Aggregation and Deposition Kinetics of Fullerene Nanoparticles Onto Quartz Surface
Kai Loon Chen, Department of Geography and Environmental Engineering, Johns Hopkins University, Baltimore, MD 21218 and Menachem Elimelech, Department of Chemical Engineering, Environmental Engineering Program, Yale University, New Haven, CT 06520-8286.
The buckminsterfullerene C60 is a nanomaterial with potential applications in the fields of optics, electronics, and biomedical engineering. With the impending widespread utilization of fullerene in industrial and consumer products, fullerene pollution of natural aquatic systems may become a major concern. This is especially so as some studies have indicated fullerene to be toxic to bacteria and fish. Under aqueous conditions, hydrophobic fullerene molecules bind strongly together to form fullerene nanoparticles. In order to better understand the fate and transport of these nanoparticles when fullerene is released into natural aquatic systems, we investigate the aggregation and deposition kinetics in the presence of common monovalent and divalent electrolytes. The fullerene nanoparticles synthesized in our laboratory are generally spherical, having diameters mostly ranging from 30–70 nm.

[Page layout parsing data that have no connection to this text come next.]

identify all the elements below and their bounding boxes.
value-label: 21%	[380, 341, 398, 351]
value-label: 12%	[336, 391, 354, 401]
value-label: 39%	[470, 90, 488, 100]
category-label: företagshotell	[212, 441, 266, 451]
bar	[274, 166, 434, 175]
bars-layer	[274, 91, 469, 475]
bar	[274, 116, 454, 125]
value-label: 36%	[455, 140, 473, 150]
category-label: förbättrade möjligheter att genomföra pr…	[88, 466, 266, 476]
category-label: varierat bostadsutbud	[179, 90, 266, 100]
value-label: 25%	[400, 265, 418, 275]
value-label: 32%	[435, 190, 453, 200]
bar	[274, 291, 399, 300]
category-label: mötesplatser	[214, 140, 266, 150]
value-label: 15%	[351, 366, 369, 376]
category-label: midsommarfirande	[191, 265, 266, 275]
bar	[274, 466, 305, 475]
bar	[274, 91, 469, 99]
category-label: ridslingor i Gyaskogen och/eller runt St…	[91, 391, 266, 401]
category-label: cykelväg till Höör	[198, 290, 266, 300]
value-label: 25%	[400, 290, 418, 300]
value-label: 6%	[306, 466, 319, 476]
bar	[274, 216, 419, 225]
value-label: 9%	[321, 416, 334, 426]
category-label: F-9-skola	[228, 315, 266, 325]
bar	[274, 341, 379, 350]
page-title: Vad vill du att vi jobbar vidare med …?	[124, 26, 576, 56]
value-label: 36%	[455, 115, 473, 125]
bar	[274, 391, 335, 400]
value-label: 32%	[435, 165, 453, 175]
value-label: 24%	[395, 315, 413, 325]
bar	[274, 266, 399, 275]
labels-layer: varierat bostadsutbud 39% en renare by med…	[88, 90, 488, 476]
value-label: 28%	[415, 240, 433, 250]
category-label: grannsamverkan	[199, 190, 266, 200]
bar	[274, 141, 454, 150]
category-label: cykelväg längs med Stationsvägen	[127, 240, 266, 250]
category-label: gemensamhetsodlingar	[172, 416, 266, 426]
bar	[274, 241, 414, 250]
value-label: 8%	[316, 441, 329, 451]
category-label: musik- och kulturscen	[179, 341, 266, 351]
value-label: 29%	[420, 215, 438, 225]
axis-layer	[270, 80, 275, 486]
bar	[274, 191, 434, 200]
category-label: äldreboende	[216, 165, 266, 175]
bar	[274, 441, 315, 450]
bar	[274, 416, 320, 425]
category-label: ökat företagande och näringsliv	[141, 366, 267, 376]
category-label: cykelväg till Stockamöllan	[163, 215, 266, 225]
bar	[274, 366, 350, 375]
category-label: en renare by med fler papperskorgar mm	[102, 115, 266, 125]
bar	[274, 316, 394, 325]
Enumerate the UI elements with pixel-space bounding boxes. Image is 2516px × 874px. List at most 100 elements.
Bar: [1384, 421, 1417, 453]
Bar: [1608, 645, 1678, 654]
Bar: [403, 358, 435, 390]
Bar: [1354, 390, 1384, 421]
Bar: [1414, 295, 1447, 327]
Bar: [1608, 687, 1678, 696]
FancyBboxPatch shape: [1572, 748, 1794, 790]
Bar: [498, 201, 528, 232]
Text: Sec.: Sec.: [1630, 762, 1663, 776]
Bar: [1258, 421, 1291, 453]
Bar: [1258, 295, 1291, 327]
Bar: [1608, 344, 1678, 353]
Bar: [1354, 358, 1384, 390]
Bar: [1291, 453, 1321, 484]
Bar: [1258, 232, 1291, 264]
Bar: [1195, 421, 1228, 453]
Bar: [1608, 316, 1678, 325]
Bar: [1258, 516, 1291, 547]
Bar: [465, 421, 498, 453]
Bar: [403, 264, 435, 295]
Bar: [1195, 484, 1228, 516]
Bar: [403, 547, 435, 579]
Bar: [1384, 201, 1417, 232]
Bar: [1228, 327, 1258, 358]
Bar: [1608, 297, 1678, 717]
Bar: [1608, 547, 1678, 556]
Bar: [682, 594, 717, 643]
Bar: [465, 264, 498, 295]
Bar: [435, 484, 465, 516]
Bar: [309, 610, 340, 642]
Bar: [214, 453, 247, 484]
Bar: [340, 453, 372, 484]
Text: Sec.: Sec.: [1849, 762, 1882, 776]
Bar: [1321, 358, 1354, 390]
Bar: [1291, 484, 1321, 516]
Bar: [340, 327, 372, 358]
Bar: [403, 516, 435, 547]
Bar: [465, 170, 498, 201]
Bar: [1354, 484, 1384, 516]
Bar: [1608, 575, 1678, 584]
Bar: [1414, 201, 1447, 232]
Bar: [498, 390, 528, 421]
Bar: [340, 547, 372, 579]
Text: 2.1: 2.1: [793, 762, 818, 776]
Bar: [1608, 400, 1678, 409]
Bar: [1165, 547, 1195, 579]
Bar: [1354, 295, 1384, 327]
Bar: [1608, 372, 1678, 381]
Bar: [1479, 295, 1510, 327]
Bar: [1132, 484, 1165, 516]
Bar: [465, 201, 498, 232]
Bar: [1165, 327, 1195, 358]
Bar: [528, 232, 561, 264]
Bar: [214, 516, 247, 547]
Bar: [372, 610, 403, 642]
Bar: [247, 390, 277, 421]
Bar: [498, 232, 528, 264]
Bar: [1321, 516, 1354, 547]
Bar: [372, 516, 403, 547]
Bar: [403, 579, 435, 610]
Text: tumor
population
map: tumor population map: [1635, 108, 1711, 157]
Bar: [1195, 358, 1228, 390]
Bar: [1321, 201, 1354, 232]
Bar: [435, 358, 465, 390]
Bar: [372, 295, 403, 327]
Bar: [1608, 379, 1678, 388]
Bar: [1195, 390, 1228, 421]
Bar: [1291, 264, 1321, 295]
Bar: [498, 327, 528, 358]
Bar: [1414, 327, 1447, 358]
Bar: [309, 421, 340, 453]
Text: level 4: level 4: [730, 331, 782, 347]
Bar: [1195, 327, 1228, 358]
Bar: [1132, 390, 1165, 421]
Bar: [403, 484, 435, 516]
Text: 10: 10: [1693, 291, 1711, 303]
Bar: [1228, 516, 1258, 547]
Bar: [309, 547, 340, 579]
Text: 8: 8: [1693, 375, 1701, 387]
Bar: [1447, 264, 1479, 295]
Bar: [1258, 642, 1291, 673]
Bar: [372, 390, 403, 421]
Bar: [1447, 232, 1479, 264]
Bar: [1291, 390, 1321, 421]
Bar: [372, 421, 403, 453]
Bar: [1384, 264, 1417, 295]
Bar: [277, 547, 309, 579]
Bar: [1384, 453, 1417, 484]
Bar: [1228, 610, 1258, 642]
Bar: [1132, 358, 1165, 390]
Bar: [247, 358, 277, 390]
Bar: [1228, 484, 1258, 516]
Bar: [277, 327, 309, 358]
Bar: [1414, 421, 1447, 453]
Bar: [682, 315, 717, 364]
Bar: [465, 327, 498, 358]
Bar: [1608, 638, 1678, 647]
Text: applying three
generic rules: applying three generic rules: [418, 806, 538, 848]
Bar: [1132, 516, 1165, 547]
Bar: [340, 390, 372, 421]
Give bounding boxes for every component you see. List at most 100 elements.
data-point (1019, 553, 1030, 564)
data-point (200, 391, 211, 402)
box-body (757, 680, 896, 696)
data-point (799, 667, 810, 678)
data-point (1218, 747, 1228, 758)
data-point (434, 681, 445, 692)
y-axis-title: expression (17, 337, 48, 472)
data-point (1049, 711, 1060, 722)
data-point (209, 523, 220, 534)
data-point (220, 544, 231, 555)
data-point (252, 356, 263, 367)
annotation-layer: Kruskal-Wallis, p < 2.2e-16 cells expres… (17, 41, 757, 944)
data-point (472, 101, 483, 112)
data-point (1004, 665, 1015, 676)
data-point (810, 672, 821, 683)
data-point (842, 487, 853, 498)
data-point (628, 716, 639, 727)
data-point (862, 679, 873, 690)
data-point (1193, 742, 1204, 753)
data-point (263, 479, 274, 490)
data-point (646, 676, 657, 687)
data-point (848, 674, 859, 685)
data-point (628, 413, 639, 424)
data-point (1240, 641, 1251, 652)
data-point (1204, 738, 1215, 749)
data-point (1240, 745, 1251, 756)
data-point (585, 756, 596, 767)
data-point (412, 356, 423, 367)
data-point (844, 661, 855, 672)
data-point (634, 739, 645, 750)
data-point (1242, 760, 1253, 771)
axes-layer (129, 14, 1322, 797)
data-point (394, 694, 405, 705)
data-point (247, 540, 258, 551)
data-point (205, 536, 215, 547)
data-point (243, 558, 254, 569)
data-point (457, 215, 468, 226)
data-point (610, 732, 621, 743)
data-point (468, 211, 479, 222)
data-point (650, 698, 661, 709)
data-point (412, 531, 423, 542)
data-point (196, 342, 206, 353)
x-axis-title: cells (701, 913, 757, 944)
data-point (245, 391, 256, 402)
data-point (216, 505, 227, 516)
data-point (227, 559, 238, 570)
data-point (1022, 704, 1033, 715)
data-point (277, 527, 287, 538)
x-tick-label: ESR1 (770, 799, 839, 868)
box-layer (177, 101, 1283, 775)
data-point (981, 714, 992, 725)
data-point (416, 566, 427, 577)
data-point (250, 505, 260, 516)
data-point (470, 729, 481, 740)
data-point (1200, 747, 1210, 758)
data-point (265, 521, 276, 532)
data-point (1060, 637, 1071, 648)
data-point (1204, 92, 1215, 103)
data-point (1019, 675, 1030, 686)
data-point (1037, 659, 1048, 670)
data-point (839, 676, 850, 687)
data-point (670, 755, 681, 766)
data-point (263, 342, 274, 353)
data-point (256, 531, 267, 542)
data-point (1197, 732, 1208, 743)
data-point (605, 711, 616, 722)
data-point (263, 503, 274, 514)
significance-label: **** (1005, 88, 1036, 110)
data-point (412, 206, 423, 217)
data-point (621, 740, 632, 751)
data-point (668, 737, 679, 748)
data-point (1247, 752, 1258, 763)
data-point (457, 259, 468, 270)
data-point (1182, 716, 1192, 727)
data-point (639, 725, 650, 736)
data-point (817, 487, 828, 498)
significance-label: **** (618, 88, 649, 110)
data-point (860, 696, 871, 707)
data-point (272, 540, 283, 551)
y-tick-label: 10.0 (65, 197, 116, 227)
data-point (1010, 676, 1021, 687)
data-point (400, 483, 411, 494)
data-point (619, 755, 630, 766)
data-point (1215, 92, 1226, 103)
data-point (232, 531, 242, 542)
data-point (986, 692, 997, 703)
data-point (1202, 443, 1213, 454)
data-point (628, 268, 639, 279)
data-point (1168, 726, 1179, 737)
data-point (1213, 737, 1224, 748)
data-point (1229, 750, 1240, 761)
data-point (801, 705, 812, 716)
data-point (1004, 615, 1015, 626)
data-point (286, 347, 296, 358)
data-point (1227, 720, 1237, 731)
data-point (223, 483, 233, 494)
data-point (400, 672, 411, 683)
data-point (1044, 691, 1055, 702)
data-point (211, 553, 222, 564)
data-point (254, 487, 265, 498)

Aggregation kinetics of the negatively-charged nanoparticles in the presence of sodium and calcium chlorides are derived through dynamic light scattering. We observe diffusion- and reaction-limited regimes in both electrolytes, indicating aggregation behavior consistent with DLVO theory. Deposition kinetics of the nanoparticles onto quartz surface are also studied with the quartz crystal microbalance (QCM). We find increase in deposition kinetics with increases in concentration of both electrolytes. However, once we approach the critical coagulation concentration, the deposition rate decreases drastically, due to concurrent aggregation of the particles. This fast formation of aggregates greatly reduces the convective-diffusive transport of the fullerene towards the quartz surface. The release of deposited nanoparticles from the quartz surface is also looked into under different chemical conditions.